Libreria delle donne di Milano

il manifesto - 30 novembre 2001

Enduring Freedom, dura minga
DIANA SARTORI

Libertà non è una parola d'ordine ma un campo di conflitto politico e culturale, irriducibile alla grammatica dei diritti, segnato al presente dalla differenza sessuale, aperto all'imprevisto. E invaso dalla inflessibilità della guerra

Tempi duri per la libertà. Al punto che è difficile vederla girare liberamente. Già la parola da un po' strisciava tirandosi fastidiosamente dietro il peso della sua "Casa", ma ora sta sulla bocca e nelle orecchie di tutti in altrettanto pesante compagnia: questo invadente e onnipresente enduring. Ma che senso ha Enduring Freedom?
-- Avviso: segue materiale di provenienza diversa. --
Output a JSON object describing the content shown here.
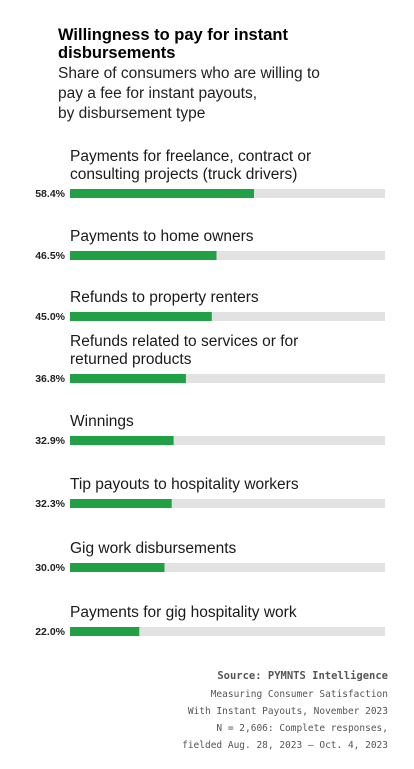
{
  "chart_data": {
    "type": "bar",
    "orientation": "horizontal",
    "title": "Willingness to pay for instant disbursements",
    "subtitle": "Share of consumers who are willing to pay a fee for instant payouts, by disbursement type",
    "categories": [
      "Payments for freelance, contract or consulting projects (truck drivers)",
      "Payments to home owners",
      "Refunds to property renters",
      "Refunds related to services or for returned products",
      "Winnings",
      "Tip payouts to hospitality workers",
      "Gig work disbursements",
      "Payments for gig hospitality work"
    ],
    "values": [
      58.4,
      46.5,
      45.0,
      36.8,
      32.9,
      32.3,
      30.0,
      22.0
    ],
    "value_labels": [
      "58.4%",
      "46.5%",
      "45.0%",
      "36.8%",
      "32.9%",
      "32.3%",
      "30.0%",
      "22.0%"
    ],
    "xlim": [
      0,
      100
    ],
    "bar_color": "#22a046",
    "track_color": "#e2e2e2"
  },
  "source": {
    "label": "Source: PYMNTS Intelligence",
    "lines": [
      "Measuring Consumer Satisfaction",
      "With Instant Payouts, November 2023",
      "N = 2,606: Complete responses,",
      "fielded Aug. 28, 2023 – Oct. 4, 2023"
    ]
  }
}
Nello sforzo di renderci partecipi di quel che andavamo a dire, e a fare, siamo stati informati che la traduzione è "libertà duratura", vista anche l'infelice sorte della "Giustizia infinita" che l'aveva preceduta, a riprova che le parole voleranno anche, ma pesano come bombe intelligenti. La traduzione è giusta, non discuto, e non oso pronunciarmi su quale cluster di significati e risonanze abbia per gli anglofoni, di certo a stare al dizionario il contrario fa crumble, decay, disintegrate, collapse, fall, perish. Enduring è insomma la durevolezza, il permanere e durare nel tempo. Ben comprensibile che suoni confortante. Ma a me, parlante italiano, enduring freedom evoca anche tutto un concerto di sonorità inquietanti. Come segnala la radice durus, si tratta di una libertà indurita, irrigidita, inasprita, congelata, solidificata, inflessibile, e che si fa sentire nella sua durezza, asprezza, insensibilità, crudeltà. Per durare si fa dura, si consolida (cristallizzando d'un sol colpo la domanda sulla constitutio libertatis), insomma diventa struttura, istituzione e forza. Ora, anche, guerra.
Per questo conviene prestare orecchio ai diversi "motivi" che la libertà fa risuonare. I Motivi della libertà, come titola appunto l'ultimo volume di "Democrazia e diritto". Pensato ben prima che in nome della libertà si aprisse il conflitto armato che viviamo, viene ora tempestivamente a ricordare che il conflitto in nome della libertà è sempre anche conflitto sul nome della libertà. Sottolinea Eric Foner nel suo contributo che se libertà è la parola più importante del vocabolario politico americano, fondante per la percezione di sé degli americani, il suo senso è andato definendosi attraverso conflitti concettuali sì, ma anche conflitti veri e propri. Il nuovo capitolo di questa storia che stiamo vivendo illustra con tutta la visibilità di un evento che ha la crucialità di una catastrofe simbolica quanto alla deriva e all'immiserimento del senso possa rispondere la terribile e semplificata simmetria della forza. E conferma tragicamente non solo fino a che punto possa rivelarsi insieme impotente e distruttiva l'accezione dominante (liberista e antipolitica) di libertà, ma quanto sia stato scellerato, oltre che perdente, per la sinistra disertare il campo del conflitto sulla libertà: consegnandola all'orizzonte liberaldemocratico e rinunciando all'eccedenza politica che una pratica della libertà comporta rispetto alla grammatica scritta dei diritti e delle garanzie.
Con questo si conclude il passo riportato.